Very soon, Salinas launched a well-prepared campaign to get Mexico's
public debt a substantial break with the international banks.  Without
a public fuss, he made a very credible threat of default that made the
banks cave in.  At the time, this was totally unprecedented.  Like 20%
of Mexico's debt was slashed.  The economy revived.  On the social
front, Salinas put together a social program called "Solidaridad" that
did a lot to defuse the social wave that Cárdenas rode in 1988.

Salinas left power as an incredibly popular president, even though the
Zapatista uprising and the killing of Colosio and Ruíz Massieu in 1994
did begin to dim his aura.  Then the peso plunge of late 1994-early
1995 reversed the rest of of his popularity.  Zedillo blamed it all on
Salinas.  The people, perhaps retrieving and adding as an extra factor
the memory of the 1988 massive fraud against Cárdenas, believed
Zedillo and turned against Salinas.  He hasn't since been able to
rebuild his reputation -- and not for lacking of trying.

In the current case, the social front -- key in Salinas' strategy --
is not very likely to work for Calderón.  He is making noises.  So he
probably thinks he can show some token results on the poverty front to
co-opt some of the poor who supported López Obrador.  He's probably
going to try to reinforce the Sedesol (Josefina Vazquez Mota, former
Sedesol minister, was her campaign manager), which is the bureaucratic
apparatus that resulted from Salinas' "Solidaridad."

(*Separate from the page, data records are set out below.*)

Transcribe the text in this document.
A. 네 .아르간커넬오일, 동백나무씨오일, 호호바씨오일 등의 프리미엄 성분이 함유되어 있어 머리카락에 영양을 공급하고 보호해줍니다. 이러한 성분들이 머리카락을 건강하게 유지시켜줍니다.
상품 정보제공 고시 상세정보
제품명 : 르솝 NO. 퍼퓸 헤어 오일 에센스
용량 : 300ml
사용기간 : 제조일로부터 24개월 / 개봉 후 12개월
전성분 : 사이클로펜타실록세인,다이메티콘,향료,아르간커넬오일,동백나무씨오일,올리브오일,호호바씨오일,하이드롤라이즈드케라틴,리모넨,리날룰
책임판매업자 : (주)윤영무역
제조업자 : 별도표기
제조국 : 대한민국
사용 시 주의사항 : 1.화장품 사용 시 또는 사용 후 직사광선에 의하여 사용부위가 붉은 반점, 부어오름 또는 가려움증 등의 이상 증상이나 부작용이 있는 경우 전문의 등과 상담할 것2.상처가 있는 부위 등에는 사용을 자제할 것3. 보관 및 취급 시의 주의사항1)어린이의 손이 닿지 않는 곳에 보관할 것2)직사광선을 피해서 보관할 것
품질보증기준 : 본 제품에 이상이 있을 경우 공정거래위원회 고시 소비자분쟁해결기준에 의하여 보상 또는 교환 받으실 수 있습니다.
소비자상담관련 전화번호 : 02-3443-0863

But I don't think Calderón's success is likely.  Why?  First, people
learn and discount.  Token results won't do this time around.  Second,
as much as Salinas tried to use "Solidaridad" as a way to weaken the
old PRI corporatist structures (the old unions, peasant organizations,
etc. didn't like his economic restructuring), he drew from that well
of institutional knowledge the PRI had built from the time when the
Carranza-Obregón-Calles wing of the revolution coopted the social
program of the revolution.  Not for nothing the PRI clinged to power
longer than the CPSU.

If the experience of the Sedesol under Fox is any guide, the PAN is
totally tone deaf in approaching the needs of the poor.  For the PAN,
dealing effectively and respectfully with the working poor -- without
patronizing them or moralizing about their situation -- is as contra
natura as a Republican administration helping effectively Katrina's
victims in New Orleans.  So, I don't think they have much of chance.
If on top of that, the movement makes the right moves (assuming
Calderón becomes president, which it's not yet to be taken for
granted), then Calderón is going to be even more constrained.